Le départ prématuré du directeur du renseignement militaire français, qui paie notamment pour des insuffisances dans l'analyse de la crise ukrainienne, interroge sur les capacités de renseignement hexagonales. Pourtant, la France est loin d’être démunie en la matière.

Article rédigé par franceinfo - Franck Cognard
Radio France
Publié Mis à jour
Temps de lecture : 3 min
Un Awacs sur la base 702 d'Avord dans le département du Cher, le 13 septembre 2019 (illustration). (PIERRICK DELOBELLE / MAXPPP)

Le directeur du renseignement militaire quitte son poste après sept mois de service, révélait mercredi 30 mars le journal L’Opinion. En interne comme en externe, il lui était reproché des insuffisances, des manques de précision et d'investissement depuis le début de la guerre en Ukraine. Ce sentiment datait déjà du contrat des sous-marins australiens perdu à l'automne, par exemple, ou des ratés sur l'évolution de la situation au Sahel.

Il y a presque un mois, le chef d'état-major des Armées avait regretté dans une interview que les analyses françaises sur l'Ukraine n'aient pas eu le niveau des américaines : le Pentagone avait en effet prévu l'invasion des troupes russes en Ukraine quasiment au jour près, tandis que les services français s’étaient montrés plus mesurés sur les intentions de Vladimir Poutine.

La France dispose d’importants moyens

Pourtant, en matière de renseignement militaire, la France est loin d’être démunie : elle dispose de satellites militaires et depuis l'espace, certains de ces engins peuvent voir le sol avec une résolution de moins de 50 centimètres. Chaque jour, des milliers de photos très précises sont prises. Encore faut-il pouvoir les analyser rapidement. Si autrefois traiter une image prenait plusieurs heures, l’intelligence artificielle permet aujourd’hui de réduire ce délai à quelques minutes. C’est ce que fait la société Preligens pour les armées : ses algorithmes détectent, et comptent par exemple les véhicules.

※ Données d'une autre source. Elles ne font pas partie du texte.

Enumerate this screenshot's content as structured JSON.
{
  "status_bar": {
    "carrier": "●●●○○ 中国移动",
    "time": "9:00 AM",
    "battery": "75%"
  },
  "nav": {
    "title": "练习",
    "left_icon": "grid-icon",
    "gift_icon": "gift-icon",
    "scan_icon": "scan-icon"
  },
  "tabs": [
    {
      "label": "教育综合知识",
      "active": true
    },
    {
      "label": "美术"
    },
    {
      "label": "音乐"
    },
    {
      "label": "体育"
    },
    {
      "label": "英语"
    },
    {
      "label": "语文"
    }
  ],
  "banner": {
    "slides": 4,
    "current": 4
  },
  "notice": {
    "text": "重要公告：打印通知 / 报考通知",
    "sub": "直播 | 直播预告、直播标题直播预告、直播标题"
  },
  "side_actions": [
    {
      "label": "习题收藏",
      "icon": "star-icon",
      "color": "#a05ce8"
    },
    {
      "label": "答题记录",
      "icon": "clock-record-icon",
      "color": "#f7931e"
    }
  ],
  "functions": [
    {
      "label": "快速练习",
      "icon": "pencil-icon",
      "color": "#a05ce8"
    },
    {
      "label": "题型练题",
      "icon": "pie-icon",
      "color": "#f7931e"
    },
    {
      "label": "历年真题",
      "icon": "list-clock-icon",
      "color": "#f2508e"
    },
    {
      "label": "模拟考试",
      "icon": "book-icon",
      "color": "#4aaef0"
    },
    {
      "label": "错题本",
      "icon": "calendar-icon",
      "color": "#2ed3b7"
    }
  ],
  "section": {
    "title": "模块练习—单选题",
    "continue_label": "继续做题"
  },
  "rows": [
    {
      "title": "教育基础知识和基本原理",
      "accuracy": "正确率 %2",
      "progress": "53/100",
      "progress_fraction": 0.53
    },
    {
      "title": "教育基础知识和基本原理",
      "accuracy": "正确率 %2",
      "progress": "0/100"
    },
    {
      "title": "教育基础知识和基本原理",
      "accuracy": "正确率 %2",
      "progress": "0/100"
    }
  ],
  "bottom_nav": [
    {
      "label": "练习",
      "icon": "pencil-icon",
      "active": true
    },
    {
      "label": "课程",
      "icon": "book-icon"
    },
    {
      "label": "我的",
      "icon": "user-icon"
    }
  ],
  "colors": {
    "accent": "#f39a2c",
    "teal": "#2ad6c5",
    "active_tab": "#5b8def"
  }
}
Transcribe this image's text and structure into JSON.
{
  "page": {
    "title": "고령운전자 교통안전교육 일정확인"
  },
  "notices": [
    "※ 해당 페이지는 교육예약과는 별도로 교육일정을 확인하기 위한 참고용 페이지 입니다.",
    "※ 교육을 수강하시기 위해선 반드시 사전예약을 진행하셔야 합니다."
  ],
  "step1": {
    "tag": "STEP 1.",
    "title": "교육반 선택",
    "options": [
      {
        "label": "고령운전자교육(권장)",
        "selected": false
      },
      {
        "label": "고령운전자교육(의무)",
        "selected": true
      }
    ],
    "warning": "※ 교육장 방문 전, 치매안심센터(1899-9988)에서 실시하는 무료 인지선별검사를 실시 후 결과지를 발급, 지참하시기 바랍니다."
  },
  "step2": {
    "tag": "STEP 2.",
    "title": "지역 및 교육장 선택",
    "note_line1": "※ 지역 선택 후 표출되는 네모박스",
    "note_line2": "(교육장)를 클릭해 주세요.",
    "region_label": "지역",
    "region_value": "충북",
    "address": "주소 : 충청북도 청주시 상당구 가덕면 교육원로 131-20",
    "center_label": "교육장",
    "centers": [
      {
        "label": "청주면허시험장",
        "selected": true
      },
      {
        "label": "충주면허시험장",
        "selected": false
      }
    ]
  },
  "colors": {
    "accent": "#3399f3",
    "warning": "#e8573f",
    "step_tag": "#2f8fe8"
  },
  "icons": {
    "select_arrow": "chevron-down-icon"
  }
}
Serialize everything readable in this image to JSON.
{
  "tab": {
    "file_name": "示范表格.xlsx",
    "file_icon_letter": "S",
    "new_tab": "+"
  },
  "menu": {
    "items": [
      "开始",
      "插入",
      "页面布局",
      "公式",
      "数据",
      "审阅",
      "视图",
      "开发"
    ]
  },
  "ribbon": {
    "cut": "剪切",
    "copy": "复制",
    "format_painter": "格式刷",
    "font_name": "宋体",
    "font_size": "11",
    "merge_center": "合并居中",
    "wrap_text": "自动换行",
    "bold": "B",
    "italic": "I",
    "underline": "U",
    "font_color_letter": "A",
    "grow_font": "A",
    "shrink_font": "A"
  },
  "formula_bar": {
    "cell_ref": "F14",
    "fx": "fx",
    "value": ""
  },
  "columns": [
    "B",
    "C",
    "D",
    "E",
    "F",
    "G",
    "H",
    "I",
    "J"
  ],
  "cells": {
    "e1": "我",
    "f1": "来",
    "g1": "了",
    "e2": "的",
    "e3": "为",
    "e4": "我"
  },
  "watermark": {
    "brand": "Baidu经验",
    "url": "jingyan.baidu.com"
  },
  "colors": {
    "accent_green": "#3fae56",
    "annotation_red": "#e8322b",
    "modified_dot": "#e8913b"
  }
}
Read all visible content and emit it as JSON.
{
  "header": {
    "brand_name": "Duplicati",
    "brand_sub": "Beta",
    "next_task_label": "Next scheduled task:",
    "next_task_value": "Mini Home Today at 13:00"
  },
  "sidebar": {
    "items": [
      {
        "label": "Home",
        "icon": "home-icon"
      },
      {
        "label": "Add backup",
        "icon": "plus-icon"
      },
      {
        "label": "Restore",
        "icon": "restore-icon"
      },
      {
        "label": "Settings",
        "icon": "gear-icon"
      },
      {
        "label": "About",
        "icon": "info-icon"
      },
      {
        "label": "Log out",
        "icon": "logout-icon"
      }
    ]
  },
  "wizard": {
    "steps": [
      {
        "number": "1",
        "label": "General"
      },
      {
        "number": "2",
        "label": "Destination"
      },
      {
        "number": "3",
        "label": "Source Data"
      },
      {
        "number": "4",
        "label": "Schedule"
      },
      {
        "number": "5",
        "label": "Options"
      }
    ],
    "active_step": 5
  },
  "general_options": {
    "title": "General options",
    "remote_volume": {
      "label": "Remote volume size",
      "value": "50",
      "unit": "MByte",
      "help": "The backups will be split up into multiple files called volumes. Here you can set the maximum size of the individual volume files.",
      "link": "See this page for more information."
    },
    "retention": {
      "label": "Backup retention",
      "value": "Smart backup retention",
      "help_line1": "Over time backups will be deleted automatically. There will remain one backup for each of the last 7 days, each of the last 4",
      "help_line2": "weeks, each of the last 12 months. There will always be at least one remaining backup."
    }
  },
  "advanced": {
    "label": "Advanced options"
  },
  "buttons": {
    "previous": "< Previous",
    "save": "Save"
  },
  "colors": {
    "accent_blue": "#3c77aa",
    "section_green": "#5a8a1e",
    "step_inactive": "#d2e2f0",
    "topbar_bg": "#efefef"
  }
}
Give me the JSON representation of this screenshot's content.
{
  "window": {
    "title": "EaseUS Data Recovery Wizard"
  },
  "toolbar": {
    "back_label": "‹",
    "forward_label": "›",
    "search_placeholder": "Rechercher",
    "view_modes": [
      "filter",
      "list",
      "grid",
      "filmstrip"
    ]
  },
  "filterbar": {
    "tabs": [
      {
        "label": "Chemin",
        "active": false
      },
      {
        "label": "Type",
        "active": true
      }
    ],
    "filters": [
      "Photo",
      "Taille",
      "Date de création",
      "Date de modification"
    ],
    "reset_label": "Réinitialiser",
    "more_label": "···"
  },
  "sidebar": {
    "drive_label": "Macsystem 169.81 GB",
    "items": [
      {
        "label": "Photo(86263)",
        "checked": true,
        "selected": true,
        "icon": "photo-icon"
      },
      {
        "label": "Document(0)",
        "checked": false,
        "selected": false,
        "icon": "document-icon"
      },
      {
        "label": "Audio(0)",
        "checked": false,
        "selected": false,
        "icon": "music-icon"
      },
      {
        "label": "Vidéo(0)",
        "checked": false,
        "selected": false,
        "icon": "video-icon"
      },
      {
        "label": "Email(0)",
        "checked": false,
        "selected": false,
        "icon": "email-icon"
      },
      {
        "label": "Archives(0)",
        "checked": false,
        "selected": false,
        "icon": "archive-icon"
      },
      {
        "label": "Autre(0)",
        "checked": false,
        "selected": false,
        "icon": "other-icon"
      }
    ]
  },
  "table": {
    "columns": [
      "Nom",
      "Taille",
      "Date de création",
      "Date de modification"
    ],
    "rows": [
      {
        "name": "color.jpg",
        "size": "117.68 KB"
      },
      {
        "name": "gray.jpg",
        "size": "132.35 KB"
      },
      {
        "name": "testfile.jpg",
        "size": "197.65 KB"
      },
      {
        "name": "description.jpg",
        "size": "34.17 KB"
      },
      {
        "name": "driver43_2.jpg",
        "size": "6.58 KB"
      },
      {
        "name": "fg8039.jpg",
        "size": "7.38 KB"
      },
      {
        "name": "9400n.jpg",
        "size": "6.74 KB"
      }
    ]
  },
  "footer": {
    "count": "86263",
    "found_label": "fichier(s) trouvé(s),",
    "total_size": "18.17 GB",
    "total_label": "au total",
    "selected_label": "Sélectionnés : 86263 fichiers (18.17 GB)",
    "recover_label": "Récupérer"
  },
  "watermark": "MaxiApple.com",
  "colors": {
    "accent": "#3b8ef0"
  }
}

Mais compter ne suffit pas, précise Arnaud Guérin, cofondateur de Preligens : "Prenons l'exemple des avions, explique-t-il. On a entendu parler de missile hypersonique : ce type de missile ne peut pas être lancé de n'importe quel type d'avion. Il est donc important de pas juste détecter un avion sur une dizaine d'autres sur un aérodrome, mais pouvoir identifier le modèle pour pouvoir savoir dire quel est son niveau de dangerosité. Cela aura aussi un impact sur les moyens de défense qu'on va pouvoir mettre en place."

Le renseignement se fait aussi depuis les avions

Il existe une autre source : ce que l’on voit et entend depuis le ciel. En bordure des frontières ukrainiennes évoluent ainsi des Awacs (Airborne Warning & Control System), un avion de détection et de commandement développé par Boeing. Leur silhouette est bien connue : celle d'un Boeing 707, avec au-dessus, à l'arrière du fuselage, un immense disque radar, qui permet de voir tout ce qui vole. La France utilise aussi le C160G, dont le nom de code est "Gabriel" : ces avions ont le corps d'un Transall, un rustique avion de transport militaire, mais le cerveau et les oreilles d'un espion. "Il s'agit d'un Transall qui a été adapté pour écouter des signaux radio et des signaux radar, et qui permet de comprendre ce se passe sur un champ de bataille, précise le porte-parole de l'armée de l'Air, le colonel Stéphane Spet. Il permet de voir des unités qui sont en train d'émettre, et permet donc de déduire qu'il y a quelqu'un à tel endroit, ou qu'il y a des radars qui émettent des ondes. Cela nous permet d'avoir une bonne idée du dispositif qu'on souhaite écouter."

Et puis, il y a "sans doute" ce qui s'apprend depuis le sol, grâce au renseignement humain, opéré "sans doute" par des sources, des espions, des opérateurs des forces spéciales, des agents de la DGSE, qui sur le terrain collectent clandestinement des informations, même si aucune autorité française ne confirmera cette information.

Des ressources, jugées mal exploitées

Le renseignement militaire a donc des ressources, mais elles ont été jugées mal exploitées, ce que le général Vidaud a payé. Notons deux bémols : si le politique, qui décide en la matière, est très critique avec la DRM (direction du renseignement militaire), le sera-t-il autant avec la DGSE, le service d'espionnage français, qui a aussi montré des manques ? Second bémol : si le renseignement français s'est montré plus prudent, moins pointu dans ses analyses sur l'Ukraine que ses équivalents américain ou britannique, c'est aussi parce qu'en 2003, avant la deuxième guerre d'Irak, les États-Unis et la Grande-Bretagne avaient instrumentalisé leurs services en mentant sur la présence d'armes de destruction massive.